Five Tips for Applying to Law School... Next Year

February is a fascinating month to work with law school admissions consulting clients, because half are scrambling to find their way off the waitlist and decide which program to attend, while the other half are already planning for next year. It is a great reminder that, for some people, the idea of law school isn’t a major practical decision staring them in the face, but rather an esoteric concept that seems an eternity away. It also a reminder that many of our clients still control most of the factors that will ultimately impact their law school opportunities.

Therefore, we are focusing on are the five things that people should be doing if they plan to apply to law school next year:

1. Plan around the LSAT. More than any other standardized test, the LSAT is a major influence on your admissions prospects. Part of the reason for this is that the LSAT actually does test a lot of the key critical thinking, reading, and reasoning skills that will have a huge impact on your level of success in the classroom, so law schools put a great deal of emphasis on the resulting test scores. Therefore, ensure that you make the proper investment in your preparation. You may or may not decide to pay for a course (or even just for help with logic games), but you should plan on doing as many practice tests as possible and spending the time necessary to become completely comfortable with the exam. This sounds obvious, but you would be surprised how often people procrastinate in their LSAT preparation … especially when there is “an entire year” to get it done.

2. Mitigate a weakness. The name of the admissions game is to try to read your own profile (GPA, LSAT, resume, etc.) the way an admissions officer would and then use your personal statement to answer their big questions. In short, you have to write away your weaknesses. In a perfect world, there aren’t weaknesses to write away, so you can focus simply on drafting an amazing personal statement. Therefore, one thing you should absolutely do in the next year is identify your biggest weaknesses (this is where consulting or some other form of advising is extremely helpful) and then go out and conquer them. If you have some issues with focus and discipline due to a spotty GPA, take a job that requires great maturity. Even better, take some challenges courses and knock them out of the park. If your motivation as a law school applicant seems questionable, seek out an internship somewhere within the legal space. Rather than merely chasing the “best” job or the most “unique” experience, see if there is something more valuable you can do with your time that will round you out as an applicant.

3. Secure your letters of recommendation.
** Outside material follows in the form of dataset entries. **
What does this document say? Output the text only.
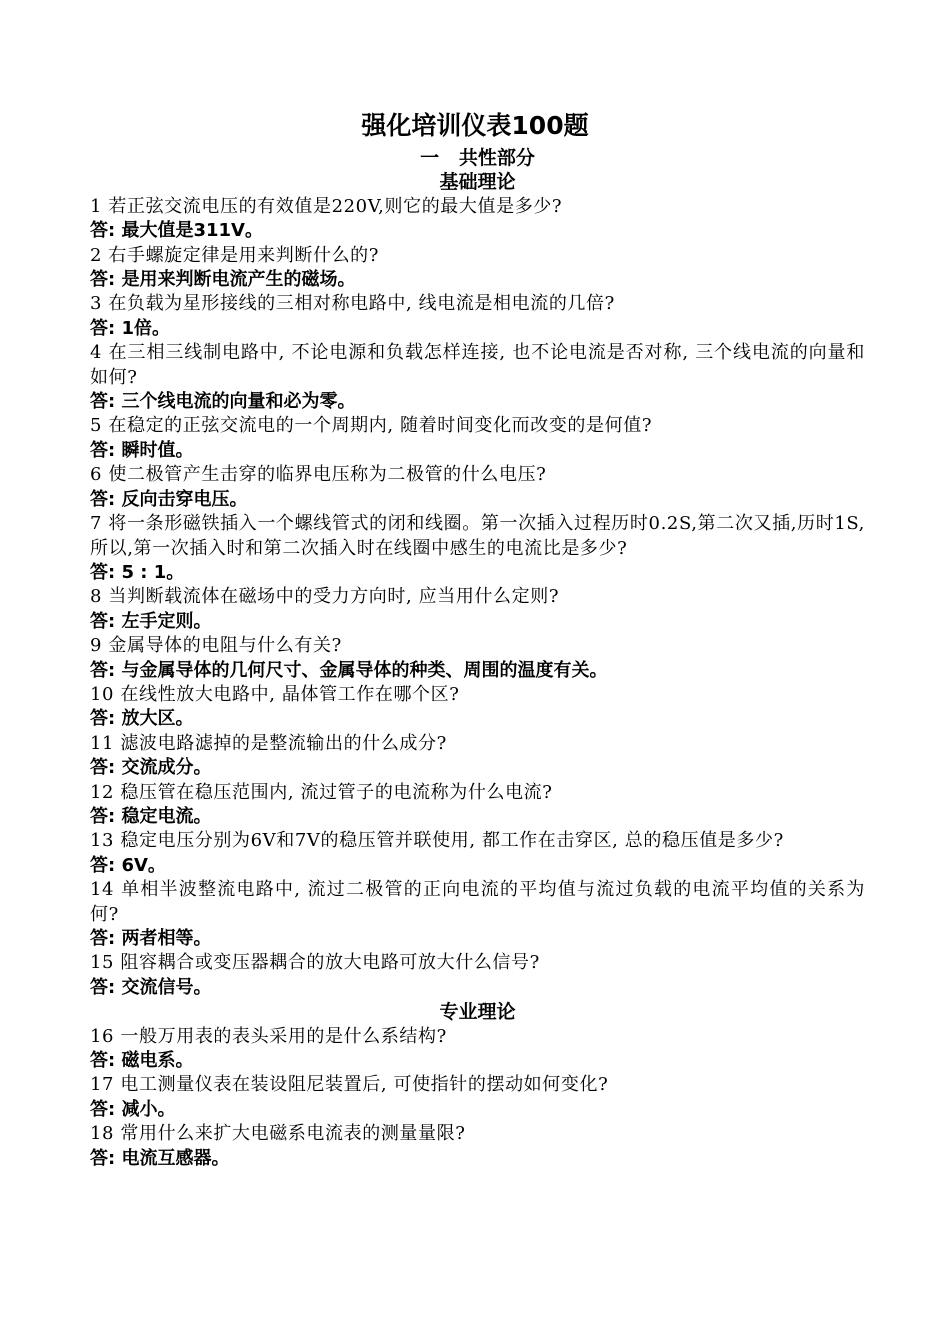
强化培训仪表100题
一   共性部分
基础理论
1 若正弦交流电压的有效值是220V,则它的最大值是多少?
答: 最大值是311V。
2 右手螺旋定律是用来判断什么的?
答: 是用来判断电流产生的磁场。
3 在负载为星形接线的三相对称电路中, 线电流是相电流的几倍?
答: 1倍。
4 在三相三线制电路中, 不论电源和负载怎样连接, 也不论电流是否对称, 三个线电流的向量和如何?
答: 三个线电流的向量和必为零。
5 在稳定的正弦交流电的一个周期内, 随着时间变化而改变的是何值?
答: 瞬时值。
6 使二极管产生击穿的临界电压称为二极管的什么电压?
答: 反向击穿电压。
7 将一条形磁铁插入一个螺线管式的闭和线圈。第一次插入过程历时0.2S,第二次又插,历时1S,所以,第一次插入时和第二次插入时在线圈中感生的电流比是多少?
答: 5 : 1。
8 当判断载流体在磁场中的受力方向时, 应当用什么定则?
答: 左手定则。
9 金属导体的电阻与什么有关?
答: 与金属导体的几何尺寸、金属导体的种类、周围的温度有关。
10 在线性放大电路中, 晶体管工作在哪个区?
答: 放大区。
11 滤波电路滤掉的是整流输出的什么成分?
答: 交流成分。
12 稳压管在稳压范围内, 流过管子的电流称为什么电流?
答: 稳定电流。
13 稳定电压分别为6V和7V的稳压管并联使用, 都工作在击穿区, 总的稳压值是多少?
答: 6V。
14 单相半波整流电路中, 流过二极管的正向电流的平均值与流过负载的电流平均值的关系为何?
答: 两者相等。
15 阻容耦合或变压器耦合的放大电路可放大什么信号?
答: 交流信号。
专业理论
16 一般万用表的表头采用的是什么系结构?
答: 磁电系。
17 电工测量仪表在装设阻尼装置后, 可使指针的摆动如何变化?
答: 减小。
18 常用什么来扩大电磁系电流表的测量量限?
答: 电流互感器。
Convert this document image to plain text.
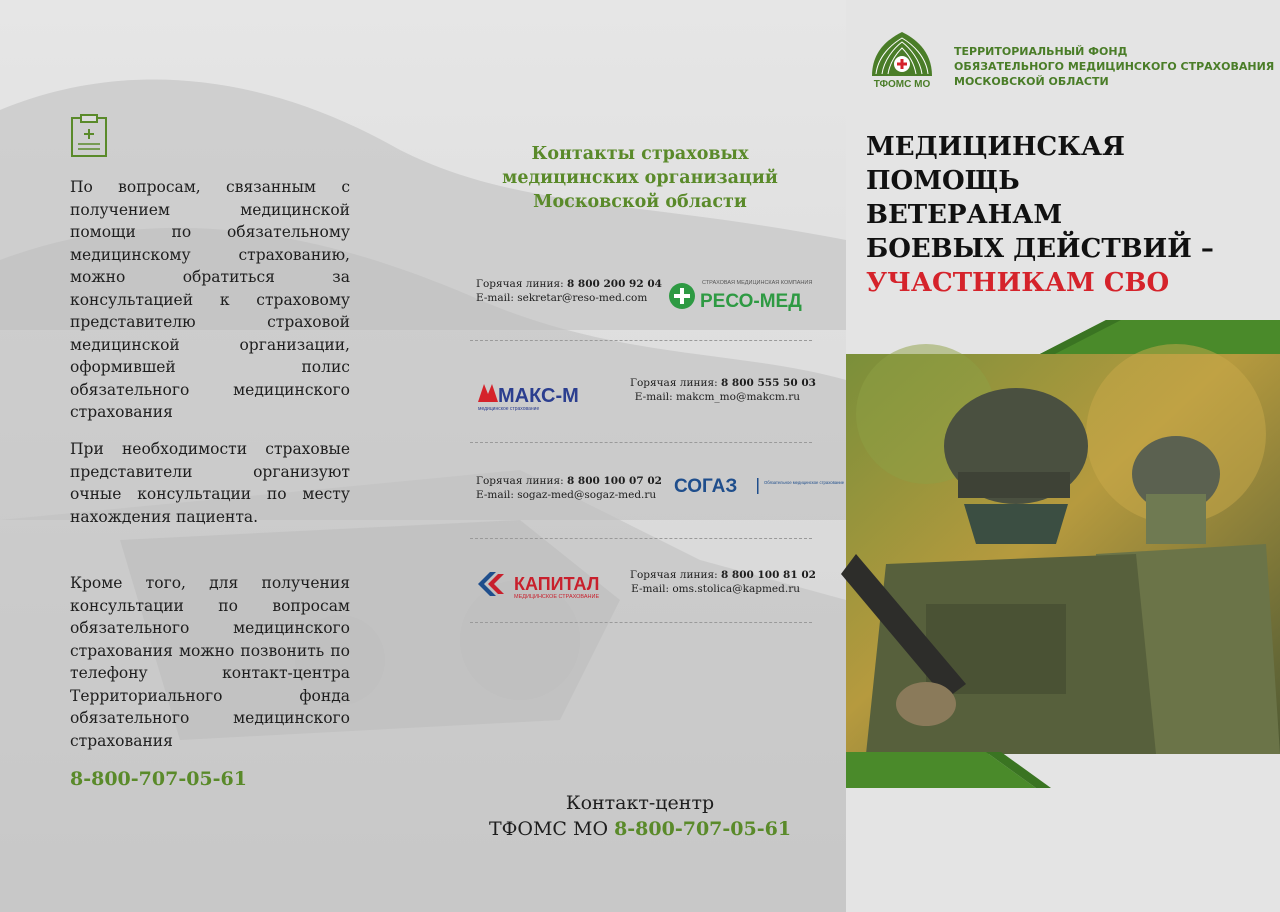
По вопросам, связанным с получением медицинской помощи по обязательному медицинскому страхованию, можно обратиться за консультацией к страховому представителю страховой медицинской организации, оформившей полис обязательного медицинского страхования
При необходимости страховые представители организуют очные консультации по месту нахождения пациента.
Кроме того, для получения консультации по вопросам обязательного медицинского страхования можно позвонить по телефону контакт-центра Территориального фонда обязательного медицинского страхования
8-800-707-05-61
Контакты страховых
медицинских организаций
Московской области
Горячая линия: 8 800 200 92 04
E-mail: sekretar@reso-med.com
СТРАХОВАЯ МЕДИЦИНСКАЯ КОМПАНИЯ
РЕСО-МЕД
МАКС-М
медицинское страхование
Горячая линия: 8 800 555 50 03
E-mail: makcm_mo@makcm.ru
Горячая линия: 8 800 100 07 02
E-mail: sogaz-med@sogaz-med.ru СОГАЗ	Обязательное медицинское страхование
КАПИТАЛ
МЕДИЦИНСКОЕ СТРАХОВАНИЕ
Горячая линия: 8 800 100 81 02
E-mail: oms.stolica@kapmed.ru
Контакт-центр
ТФОМС МО 8-800-707-05-61
ТФОМС МО
ТЕРРИТОРИАЛЬНЫЙ ФОНД
ОБЯЗАТЕЛЬНОГО МЕДИЦИНСКОГО СТРАХОВАНИЯ
МОСКОВСКОЙ ОБЛАСТИ
МЕДИЦИНСКАЯ ПОМОЩЬ
ВЕТЕРАНАМ
БОЕВЫХ ДЕЙСТВИЙ –
УЧАСТНИКАМ СВО
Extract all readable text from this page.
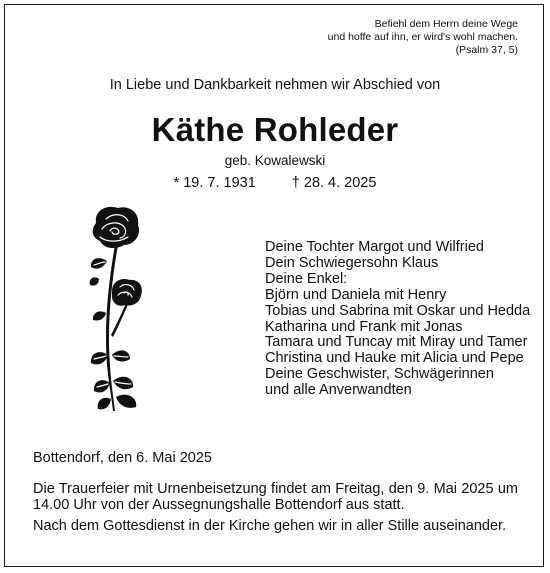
Befiehl dem Herrn deine Wege
und hoffe auf ihn, er wird's wohl machen.
(Psalm 37, 5)

In Liebe und Dankbarkeit nehmen wir Abschied von

Käthe Rohleder

geb. Kowalewski

* 19. 7. 1931 † 28. 4. 2025

Deine Tochter Margot und Wilfried
Dein Schwiegersohn Klaus
Deine Enkel:
Björn und Daniela mit Henry
Tobias und Sabrina mit Oskar und Hedda
Katharina und Frank mit Jonas
Tamara und Tuncay mit Miray und Tamer
Christina und Hauke mit Alicia und Pepe
Deine Geschwister, Schwägerinnen
und alle Anverwandten

Bottendorf, den 6. Mai 2025

Die Trauerfeier mit Urnenbeisetzung findet am Freitag, den 9. Mai 2025 um 14.00 Uhr von der Aussegnungshalle Bottendorf aus statt.

Nach dem Gottesdienst in der Kirche gehen wir in aller Stille auseinander.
It seems like it would be easy to zip over to the office of your favorite college professors and ask them for a quick turnaround on a great letter of recommendation. It’s not. Instead of letting time lapse, go to them now and start the recommendation process. Ask them for their advice on whether you should apply to law school and perhaps which schools. Start outlining a timeline for the process, whereby you will supply them with updates, bullet points about your future application story, and other items that will help them write a great letter.

4. Read. Many people will tell you to avoid studying or anything resembling law school life, since you will be doing so much of it once you get to school. Nonsense! You don’t have to read books about Civil Procedure or Tort restatements, but you should always be reading. It will help you with the LSAT and it will certainly help you hit the ground running once you arrive on campus. Don’t let your mental muscles atrophy.

5. Visit Campus. A common misconception in the law school universe is that rankings are everything and there is no need to worry about “feel” at the various programs. This is false. That said, it can be difficult to tell schools apart based on their online descriptions. The classes, the clinics, the on campus recruitment, the journals … it definitely bleeds together. And few programs have a flagship designation like “Law and Econ” (University of Chicago). Therefore, the best way to tease out which schools are the best fit is to go visit them. You will get an idea for where they are located, how people interact, and even the “types” of students that attend. Not only that, but you may have the good fortune of meeting with admissions reps or professors on your visits and making a lasting impression.

In short, make use of the next year in ways that will aid both your candidacy and your level of preparation so that you can make the experience as meaningful as possible. If you are willing to spend countless hours applying, three years and six figures attending, and then a career practicing law, you should be willing to spend the next year preparing for those things.

If not … well, that’s another post entirely!